Swapping identifiers and subscripts when accessing built-in arrays and initialiser lists for multi-dimensional arrays

StackOverflow https://stackoverflow.com/questions/22892183

Вопрос

I was hoping someone could enlighten me as to the following, seemingly, curious syntax. I would like to understand its potential usefulness or the mechanism that makes the syntax valid.

If you have

char A[] {'a', 'b', 'c'};

then 2[A] == 'c'.

Q1: Is this effect stemming from the parsing rules for expressions that involve access to elements of multi-dimensional built-in arrays? E.g., B[ i ][ j ][ k ].

Q2: What is the rationale behind

int A[][2] {{1, 2}, {3, 4}};

being valid, but

int A[][] {{1, 2}, {3, 4}};

being not? (the error reads Array has incomplete element type 'int[]')

Thanks in advance.

Это было полезно?

Решение

I would like to understand its potential usefulness

It has no use, apart from obfuscation. It's just a quirk of the way [] is defined.

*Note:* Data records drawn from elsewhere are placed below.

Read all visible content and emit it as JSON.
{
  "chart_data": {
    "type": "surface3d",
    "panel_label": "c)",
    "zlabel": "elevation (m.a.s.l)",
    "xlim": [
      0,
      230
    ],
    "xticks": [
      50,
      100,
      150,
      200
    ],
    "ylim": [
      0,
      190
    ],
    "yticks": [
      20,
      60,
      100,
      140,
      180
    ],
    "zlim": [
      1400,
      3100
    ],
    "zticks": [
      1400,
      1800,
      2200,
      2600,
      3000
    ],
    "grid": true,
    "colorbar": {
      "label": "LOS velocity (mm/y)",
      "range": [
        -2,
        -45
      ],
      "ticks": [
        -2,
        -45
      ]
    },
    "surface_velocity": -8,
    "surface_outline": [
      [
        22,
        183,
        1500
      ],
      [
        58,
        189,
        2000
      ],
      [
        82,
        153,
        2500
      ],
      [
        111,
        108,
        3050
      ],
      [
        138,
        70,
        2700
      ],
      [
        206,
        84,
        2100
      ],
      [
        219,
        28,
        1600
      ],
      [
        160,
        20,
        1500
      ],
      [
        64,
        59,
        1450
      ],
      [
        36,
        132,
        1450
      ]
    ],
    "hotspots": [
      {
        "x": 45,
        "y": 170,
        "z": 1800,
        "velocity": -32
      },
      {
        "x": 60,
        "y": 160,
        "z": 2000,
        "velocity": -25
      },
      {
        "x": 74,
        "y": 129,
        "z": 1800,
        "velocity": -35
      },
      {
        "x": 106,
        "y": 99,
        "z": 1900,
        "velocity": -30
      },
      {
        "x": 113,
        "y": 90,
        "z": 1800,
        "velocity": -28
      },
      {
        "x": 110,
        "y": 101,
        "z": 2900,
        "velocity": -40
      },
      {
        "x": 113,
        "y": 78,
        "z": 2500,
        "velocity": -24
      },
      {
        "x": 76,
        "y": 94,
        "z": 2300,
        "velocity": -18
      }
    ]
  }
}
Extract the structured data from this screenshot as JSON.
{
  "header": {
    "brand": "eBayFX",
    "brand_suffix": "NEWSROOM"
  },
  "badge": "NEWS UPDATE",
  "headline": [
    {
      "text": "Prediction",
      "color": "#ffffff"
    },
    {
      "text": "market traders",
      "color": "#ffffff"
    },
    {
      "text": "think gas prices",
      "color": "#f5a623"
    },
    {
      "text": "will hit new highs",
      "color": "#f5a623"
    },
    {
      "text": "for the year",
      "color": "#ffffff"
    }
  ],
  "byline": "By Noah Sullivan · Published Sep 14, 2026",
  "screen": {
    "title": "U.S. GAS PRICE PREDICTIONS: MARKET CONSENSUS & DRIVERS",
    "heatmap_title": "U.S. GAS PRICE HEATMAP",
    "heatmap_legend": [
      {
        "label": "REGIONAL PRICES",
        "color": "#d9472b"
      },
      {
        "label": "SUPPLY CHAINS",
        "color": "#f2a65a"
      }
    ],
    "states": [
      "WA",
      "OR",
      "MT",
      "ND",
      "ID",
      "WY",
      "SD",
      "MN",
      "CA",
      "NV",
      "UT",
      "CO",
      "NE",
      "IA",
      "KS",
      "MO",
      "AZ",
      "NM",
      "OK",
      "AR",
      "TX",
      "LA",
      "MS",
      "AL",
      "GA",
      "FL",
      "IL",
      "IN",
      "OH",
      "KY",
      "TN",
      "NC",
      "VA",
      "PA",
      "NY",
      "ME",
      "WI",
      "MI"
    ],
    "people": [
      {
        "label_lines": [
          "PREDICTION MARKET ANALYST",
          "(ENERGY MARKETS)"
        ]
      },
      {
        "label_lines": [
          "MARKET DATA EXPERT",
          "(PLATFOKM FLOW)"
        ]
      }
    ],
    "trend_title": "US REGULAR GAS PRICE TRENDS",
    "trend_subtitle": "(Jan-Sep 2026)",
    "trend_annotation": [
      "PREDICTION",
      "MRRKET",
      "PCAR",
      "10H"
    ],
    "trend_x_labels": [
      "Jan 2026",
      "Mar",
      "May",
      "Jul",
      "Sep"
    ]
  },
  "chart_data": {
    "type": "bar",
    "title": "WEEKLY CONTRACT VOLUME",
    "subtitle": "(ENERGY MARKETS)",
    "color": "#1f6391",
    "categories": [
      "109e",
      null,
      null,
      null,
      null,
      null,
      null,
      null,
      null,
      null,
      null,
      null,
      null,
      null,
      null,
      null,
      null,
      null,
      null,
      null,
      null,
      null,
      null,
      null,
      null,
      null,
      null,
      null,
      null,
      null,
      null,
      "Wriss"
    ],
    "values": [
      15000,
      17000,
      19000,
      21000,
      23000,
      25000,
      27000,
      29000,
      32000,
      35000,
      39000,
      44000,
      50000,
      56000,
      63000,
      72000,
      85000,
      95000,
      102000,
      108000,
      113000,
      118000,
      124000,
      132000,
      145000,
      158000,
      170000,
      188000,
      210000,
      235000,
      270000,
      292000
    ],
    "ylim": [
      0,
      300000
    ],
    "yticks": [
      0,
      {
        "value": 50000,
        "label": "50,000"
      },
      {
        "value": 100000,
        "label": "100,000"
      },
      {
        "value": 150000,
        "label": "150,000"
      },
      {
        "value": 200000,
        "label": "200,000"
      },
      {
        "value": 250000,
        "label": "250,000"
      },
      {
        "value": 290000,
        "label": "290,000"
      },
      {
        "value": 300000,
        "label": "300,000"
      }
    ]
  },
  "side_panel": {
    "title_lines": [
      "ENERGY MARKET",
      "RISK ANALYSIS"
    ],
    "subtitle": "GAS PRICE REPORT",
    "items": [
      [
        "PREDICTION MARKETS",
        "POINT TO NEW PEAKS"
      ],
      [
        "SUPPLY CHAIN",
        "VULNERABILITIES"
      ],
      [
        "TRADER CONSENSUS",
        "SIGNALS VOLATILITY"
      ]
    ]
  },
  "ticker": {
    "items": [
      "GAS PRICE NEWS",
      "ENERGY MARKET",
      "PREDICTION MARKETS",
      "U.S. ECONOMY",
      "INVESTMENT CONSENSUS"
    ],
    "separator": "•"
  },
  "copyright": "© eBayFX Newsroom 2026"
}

the mechanism that makes the syntax valid

a[b] is defined to be equivalent to *(a+b). Since addition is commutative, this is equivalent to *(b+a), and hence to b[a].

int A[][] {{1, 2}, {3, 4}};

In order to declare an array, the element type must be complete; that is, it must have been fully defined, so that the compiler knows its size. Otherwise, the compiler can't know how the elements are arranged in memory, so can't generate the pointer arithmetic needed to access them. The size of the array itself can be left unspecified, since that's not needed to access the elements.

A multi-dimensional array is an array of arrays, and the same rule applies: while the size of the outer array can be left unspecified, the inner array type must be complete. For an array type to be complete, its size must be specified.

Другие советы

It stems from the fact that A[2] is the same as *(A+2), which in turn is the same as *(2+A). Aside from usage to confuse novice programmers, it serves absolutely no useful purpose. But since there probably is SOME code that relies on this, it can't be removed.

Q1. I don't think so. Note that B[2][3] can be replaced with, something like 3[(B[2])], but no sane person would write that and hope that others would understand it.

Q2. That's just the way the language is defined. The compiler should know the size of all elements except the outermost. It makes writing the compiler easier, because (in theory) the compiler could store away the ready-made content of the array one element at a time. Of course, modern compilers don't necessarily do that, but if you want to write a C or C++ compiler to run on a machine with limited memory, you may wish to do that. It could even be written out to an object file immediately, from that perspective.